Section 3:  PRESIDENT-ELECT: The President-Elect shall succeed to the office of President upon the completion of the President’s term of office or upon an earlier vacancy in the office of the President, expect as elsewhere noted in these Bylaws. The President-Elect shall assume all of the duties and responsibilities of the President in the President’s absence or in the President’s inability to fulfill the duties of office, such inability to be determined by the Board of Directors and reported to the general membership for approval within 21 days of such action. The President-Elect is an ex-officio member of any and all workgroups and standing committees. The President-Elect shall have all of the rights and privileges consistent with the office of President-Elect. The President-Elect shall serve for a term of one year.

Section 4:  SECRETARY: The Secretary shall keep the minutes of all meetings of the Board of Directors and of the membership of NATCO; shall see that all notices are duly given in accordance with the provisions of these Bylaws and shall be custodian of all contracts, assignments and other legal documents and records. The Secretary shall be responsible for filing all required corporate reports and papers. The Secretary shall be responsible for disseminating to the full membership the transaction of all business conducted at the Annual Meeting. The Secretary will be elected to one two-year term of office and may seek re-election to serve a total of two consecutive two-year terms. The two-year term of office will become effective with the 1994-1995 Board of Directors election. The Secretary shall have all of the rights and privileges consistent with the office of Secretary.

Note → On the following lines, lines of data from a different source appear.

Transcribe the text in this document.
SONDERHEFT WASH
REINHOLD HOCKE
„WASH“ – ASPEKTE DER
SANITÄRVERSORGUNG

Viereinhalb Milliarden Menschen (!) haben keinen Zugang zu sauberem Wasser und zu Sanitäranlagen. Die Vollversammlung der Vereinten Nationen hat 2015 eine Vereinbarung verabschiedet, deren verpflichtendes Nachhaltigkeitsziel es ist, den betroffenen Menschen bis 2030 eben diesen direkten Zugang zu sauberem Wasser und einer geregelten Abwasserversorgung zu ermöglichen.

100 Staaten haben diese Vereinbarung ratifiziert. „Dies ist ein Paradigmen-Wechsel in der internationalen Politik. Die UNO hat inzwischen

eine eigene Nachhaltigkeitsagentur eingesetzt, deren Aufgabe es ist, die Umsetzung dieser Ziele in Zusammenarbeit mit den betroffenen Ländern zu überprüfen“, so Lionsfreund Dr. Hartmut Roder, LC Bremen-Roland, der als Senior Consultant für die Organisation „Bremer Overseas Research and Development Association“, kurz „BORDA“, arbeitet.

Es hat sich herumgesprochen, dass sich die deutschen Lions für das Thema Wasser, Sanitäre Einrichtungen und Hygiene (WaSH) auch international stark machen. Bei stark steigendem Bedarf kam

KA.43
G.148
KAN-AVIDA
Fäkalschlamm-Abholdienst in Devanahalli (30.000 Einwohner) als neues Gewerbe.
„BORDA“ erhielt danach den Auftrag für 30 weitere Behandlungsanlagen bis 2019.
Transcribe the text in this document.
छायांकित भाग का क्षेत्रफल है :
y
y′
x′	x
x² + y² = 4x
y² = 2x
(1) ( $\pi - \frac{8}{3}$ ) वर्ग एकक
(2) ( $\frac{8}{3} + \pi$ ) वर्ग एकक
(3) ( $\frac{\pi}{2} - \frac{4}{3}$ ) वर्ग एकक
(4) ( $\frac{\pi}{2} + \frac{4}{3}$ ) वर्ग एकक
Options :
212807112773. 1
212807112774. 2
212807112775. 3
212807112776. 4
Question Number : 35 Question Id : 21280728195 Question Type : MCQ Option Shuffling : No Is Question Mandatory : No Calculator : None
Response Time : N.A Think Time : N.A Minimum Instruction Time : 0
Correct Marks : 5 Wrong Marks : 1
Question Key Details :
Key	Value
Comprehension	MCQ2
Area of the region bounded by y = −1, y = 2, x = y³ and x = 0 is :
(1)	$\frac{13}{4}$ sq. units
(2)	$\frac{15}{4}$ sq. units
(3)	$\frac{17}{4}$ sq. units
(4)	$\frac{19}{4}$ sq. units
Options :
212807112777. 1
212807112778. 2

Section 5:  TREASURER: The Treasurer shall be responsible for keeping an account of all monies received, all assets and payment of all federally insured banks(s), trust company(s) and/or savings and loan association(s) as approved by the Board of Directors. The Treasurer will present a financial report at all meetings of the Board of Directors, at the Annual Meeting and at any other time when called upon by the President.  The Treasurer will present the proposed budget for adoption by the Board of Directors. The Treasurer shall be elected to one two-year term of office and may seek re-election to serve a total of two consecutive two-year terms. The Treasurer shall have all of the rights and privileges consistent with the office of Treasurer.

Section 6:  COUNCILORS: The elected Councilors at Large shall have rights and privileges of members of the Board of Directors and shall perform any duties determined by the President. They will be elected to one two-year term of office and may seek re-election to serve a total of two consecutive two-year terms.

Section 7:  IMMEDIATE PAST PRESIDENT: The Immediate Past President shall serve on the Board of Directors as a senior member to lend expertise to the current President, shall serve as a member of the Nominations and Elections Committee and shall perform any other duties determined by the President. The Immediate Past President shall serve for a term of one year.

Section 8:  Removal from the Board of Directors:  Any person elected to the Board of Directors may be removed with cause by a majority vote, with the exception of the Board member in question, of the Board of Directors. Such person shall be notified in writing by certified mail, return receipt requested.  The member of the Board shall be given full opportunity for redress of grievances. Such person shall be invited to appear at a hearing before the Board of Directors only after notification of such hearing has been presented in writing and transmitted via certified mail, return receipt requested, not less than 30 days prior to the hearing. The member of the Board may alternately reply in writing. Any person removed from the Board of Directors by majority vote due to unprofessional behavior shall be permanently ineligible to serve on future NATCO boards.